Tibetan exile sources say Tenzin Choedron, a nun of Mame nunnery shouted slogans against the Chinese government when set herself ablaze Saturday evening in Raruwa township of Ngaba County in eastern Tibet (Chinese: Aba County, Aba Autonomous Prefecture, Sichuan Province).

Reports say police came and immediately took Choedron towards Barkham (Ngaba prefecture). Her condition remains unknown.

Chinese authorities have intensified military presence at Mame nunnery, according to the same sources.

Tenzin Wangmo
Tenzin Wangmo
In October last year, Tenzin Wangmo, a 20-year-old nun from the same nunnery died after her self-immolation. She was known to have called for return of Tibet’s exiled spiritual leader the Dalai Lama and freedom for Tibet when she set herself on fire.

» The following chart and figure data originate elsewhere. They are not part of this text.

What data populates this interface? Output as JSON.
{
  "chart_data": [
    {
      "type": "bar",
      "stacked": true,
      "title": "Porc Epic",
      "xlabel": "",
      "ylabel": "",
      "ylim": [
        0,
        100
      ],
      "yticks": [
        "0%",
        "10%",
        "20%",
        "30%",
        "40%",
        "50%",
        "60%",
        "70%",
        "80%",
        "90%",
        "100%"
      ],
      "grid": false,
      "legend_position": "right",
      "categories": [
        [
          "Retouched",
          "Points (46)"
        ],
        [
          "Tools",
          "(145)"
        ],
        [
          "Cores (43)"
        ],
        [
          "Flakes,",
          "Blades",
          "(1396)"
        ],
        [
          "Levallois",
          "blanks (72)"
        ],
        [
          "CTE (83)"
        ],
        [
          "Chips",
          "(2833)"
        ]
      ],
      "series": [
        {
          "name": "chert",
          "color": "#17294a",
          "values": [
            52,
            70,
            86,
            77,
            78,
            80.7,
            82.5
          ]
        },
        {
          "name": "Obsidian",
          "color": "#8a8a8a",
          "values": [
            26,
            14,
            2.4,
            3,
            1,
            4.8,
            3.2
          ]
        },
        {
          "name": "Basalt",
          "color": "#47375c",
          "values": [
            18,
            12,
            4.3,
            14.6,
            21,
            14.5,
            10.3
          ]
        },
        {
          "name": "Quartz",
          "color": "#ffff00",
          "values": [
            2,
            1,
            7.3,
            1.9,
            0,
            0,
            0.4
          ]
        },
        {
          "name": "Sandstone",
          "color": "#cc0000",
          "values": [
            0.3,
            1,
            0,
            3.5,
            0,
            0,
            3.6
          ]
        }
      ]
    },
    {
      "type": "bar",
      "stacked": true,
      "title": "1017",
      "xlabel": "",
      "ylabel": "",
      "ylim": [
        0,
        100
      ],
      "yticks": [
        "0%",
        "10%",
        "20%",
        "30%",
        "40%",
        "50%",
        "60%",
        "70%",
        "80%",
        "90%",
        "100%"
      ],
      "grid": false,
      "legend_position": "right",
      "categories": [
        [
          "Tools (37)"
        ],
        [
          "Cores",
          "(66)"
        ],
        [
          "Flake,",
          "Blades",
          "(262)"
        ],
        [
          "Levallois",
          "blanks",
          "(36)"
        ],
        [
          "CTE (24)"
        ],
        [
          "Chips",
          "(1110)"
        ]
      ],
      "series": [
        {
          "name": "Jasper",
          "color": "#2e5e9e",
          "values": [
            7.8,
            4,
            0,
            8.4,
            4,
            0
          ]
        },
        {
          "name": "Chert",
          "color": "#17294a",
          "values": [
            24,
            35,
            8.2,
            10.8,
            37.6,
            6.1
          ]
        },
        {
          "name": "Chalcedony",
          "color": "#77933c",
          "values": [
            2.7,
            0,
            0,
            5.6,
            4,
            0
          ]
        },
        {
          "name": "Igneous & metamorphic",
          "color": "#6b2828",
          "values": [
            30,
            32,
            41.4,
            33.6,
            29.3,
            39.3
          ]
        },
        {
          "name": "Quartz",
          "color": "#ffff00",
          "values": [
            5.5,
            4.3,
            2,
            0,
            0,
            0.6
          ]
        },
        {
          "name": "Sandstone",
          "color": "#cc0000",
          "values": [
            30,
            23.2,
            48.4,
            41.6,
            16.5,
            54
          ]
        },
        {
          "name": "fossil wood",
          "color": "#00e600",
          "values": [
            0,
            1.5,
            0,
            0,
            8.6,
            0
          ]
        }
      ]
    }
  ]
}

Mame nunnery is the largest nunnery in Ngaba with about 350 nuns. In March 2008, Mame nuns staged a protest into the county town carrying a portrait of the Dalai Lama before them, after which many nuns were arrested, detained and sentenced to imprisonment.

Tibetan exile groups claim that about 22 people have burned themselves since March last year to protest China's growing repression against Tibetans and to show their grief under Chinese rule.

The immolations that have taken place mark a dramatic escalation in the tactics opposing Beijing’s rule, and the Chinese government has been very critical of the actions.

The Chinese government has condemned the self-immolations, calling them a form of terrorism. Beijing has also accused Tibet's exiled spiritual leader, the Dalai Lama, of supporting such acts.

The Dalai Lama has denied encouraging self-immolations. In an interview with the BBC television last year, the 76-year-old Buddhist leader said those who set themselves on fire were brave, but that their sacrifice was not wise because it resulted in a tougher crackdown by the Chinese authorities.

The Dalai Lama fled into India in 1959 and has lived in exile for more than 50 years after fleeing a failed revolt against Chinese rule in Tibet.

Tibetans have long sought greater freedom from Beijing's rule, with some seeking complete independence and others wanting greater autonomy within China.